Résilience financière pour la MAGZI en 2025
La Mission d’aménagement et de gestion des zones industrielles (MAGZI) a publié ses états financiers pour l’exercice clos au 31 décembre 2025. Selon les rapports d’Investir au Cameroun et de Cameroun24, l’entreprise publique affiche une solidité financière notable malgré un contexte économique tendu. Le total bilan s’établit à 35,5 milliards de FCFA, soutenu par des capitaux propres s’élevant à 22,8 milliards de FCFA.
Cette structure financière se caractérise par un faible niveau d’endettement.
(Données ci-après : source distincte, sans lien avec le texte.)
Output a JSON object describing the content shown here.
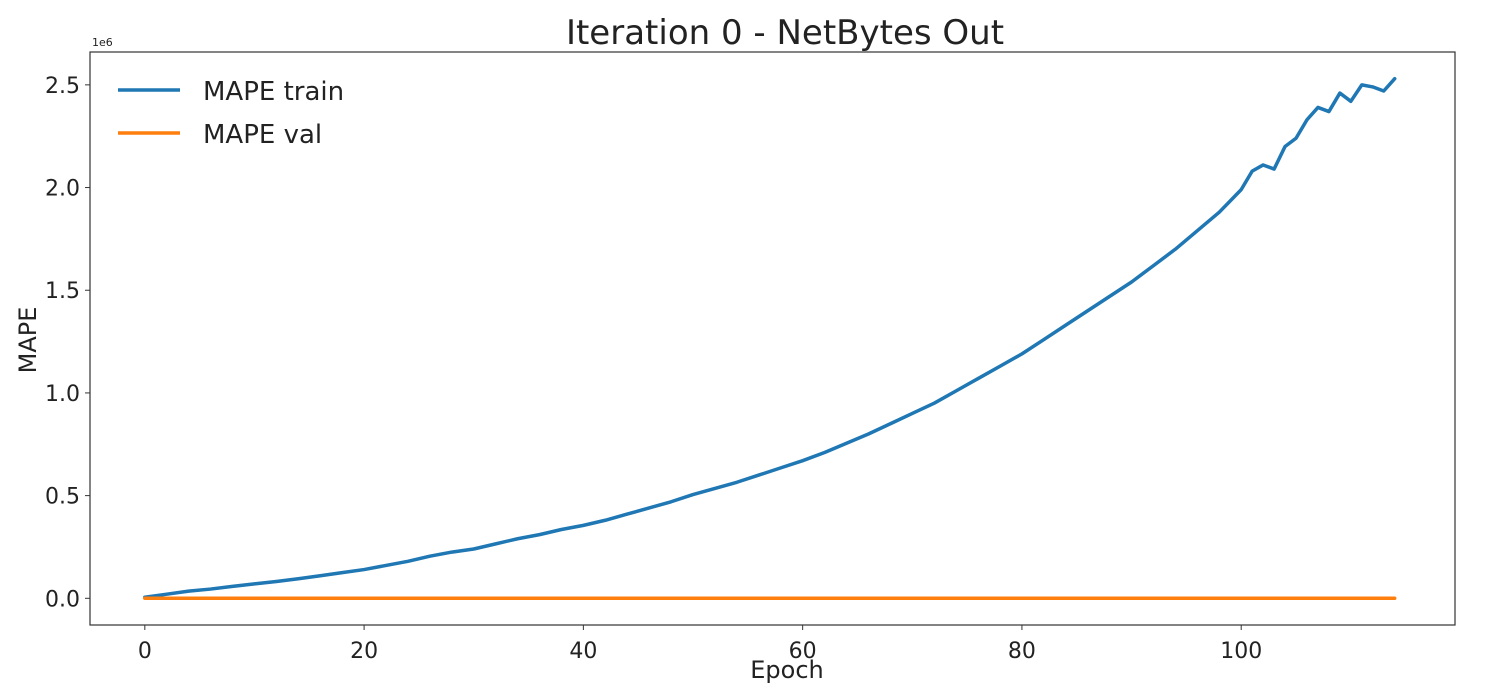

D’après les analyses de la presse spécialisée, le taux de couverture du bilan par les fonds propres avoisine les 64 %, confirmant la capacité de l’aménageur à maintenir une assise financière robuste face aux aléas de l’environnement économique actuel.
Croissance du chiffre d’affaires et rentabilité modeste
Sur le plan opérationnel, l’année 2025 a été marquée par une dynamique positive de l’activité. D’après Ecomatin, le chiffre d’affaires de la MAGZI a connu un rebond significatif, atteignant 3,079 milliards de FCFA, soit une progression de 18,4 % par rapport à l’exercice précédent.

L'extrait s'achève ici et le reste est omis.